Optimised capacity and operating strategy for providing frequency containment reserve with batteries and power-to-heat

Abstract

Batteries provide growing amounts of Frequency Containment Reserve (FCR) in the German electricity market. We examine the ideal battery capacity as well as the state of charge (SoC) setpoint for provision of FCR following a profit maximisation approach. While a lot of research neglects taxes, their huge influence on the results is considered. In addition to stand-alone battery systems, we also consider hybrid systems, combining a battery storage with a Power-to-Heat (PtH) module. The hybrid system has two variants: in one variant energy is sold when the battery is fully charged, while in the other one the PtH module is used. Based on historical frequency and market data for one year, the performance of the different system variants is evaluated via a simulation. 2048 different combinations of battery capacity and SoC setpoint are examined.
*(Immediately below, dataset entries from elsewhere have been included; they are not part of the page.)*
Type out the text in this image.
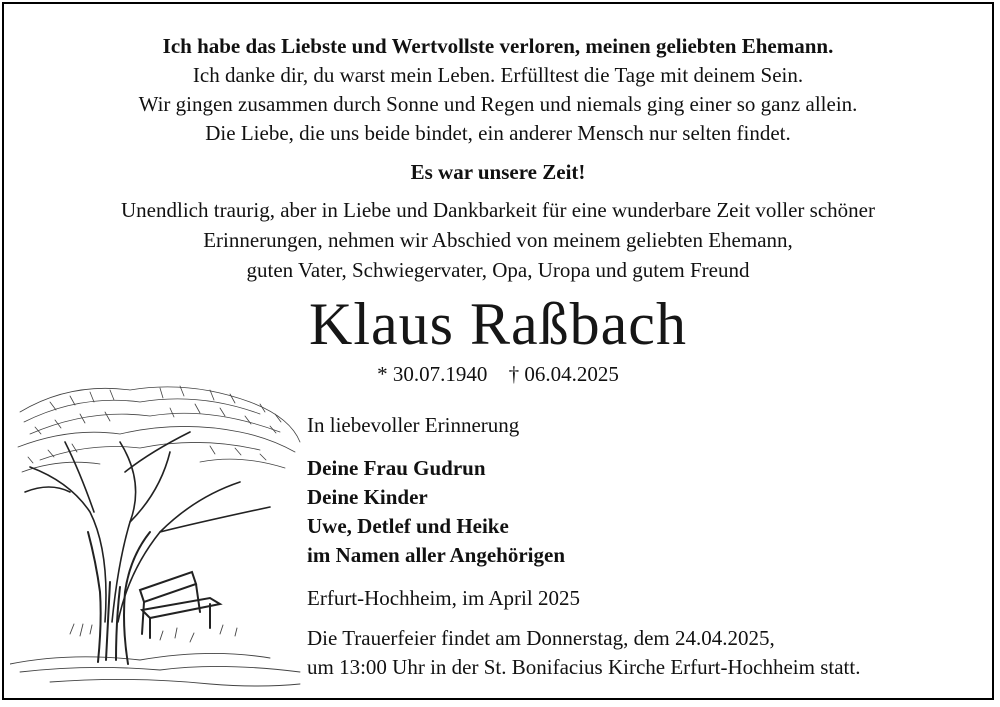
Ich habe das Liebste und Wertvollste verloren, meinen geliebten Ehemann.
Ich danke dir, du warst mein Leben. Erfülltest die Tage mit deinem Sein.
Wir gingen zusammen durch Sonne und Regen und niemals ging einer so ganz allein.
Die Liebe, die uns beide bindet, ein anderer Mensch nur selten findet.
Es war unsere Zeit!
Unendlich traurig, aber in Liebe und Dankbarkeit für eine wunderbare Zeit voller schöner
Erinnerungen, nehmen wir Abschied von meinem geliebten Ehemann,
guten Vater, Schwiegervater, Opa, Uropa und gutem Freund
Klaus Raßbach
* 30.07.1940 † 06.04.2025
In liebevoller Erinnerung
Deine Frau Gudrun
Deine Kinder
Uwe, Detlef und Heike
im Namen aller Angehörigen
Erfurt-Hochheim, im April 2025
Die Trauerfeier findet am Donnerstag, dem 24.04.2025,
um 13:00 Uhr in der St. Bonifacius Kirche Erfurt-Hochheim statt.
The performance of each configuration is evaluated with the net present value (NPV) method, allowing an economic comparison. The results show a financial advantage for the hybrid systems which sell energy when the battery is fully charged. The system configuration with the best NPV is a hybrid system with a battery capacity of 480 kWh and an SoC setpoint of 98%. The best battery capacity of all considered variants has a lower capacity to power ratio than the usual ratio of 1 MWh to 1 MW, assumed in most other studies. Non-optimal battery capacities have a stronger negative effect on the economic efficiency of the systems than non-optimal SoC setpoints. The results emphasise that the battery capacity is a critical investment decision.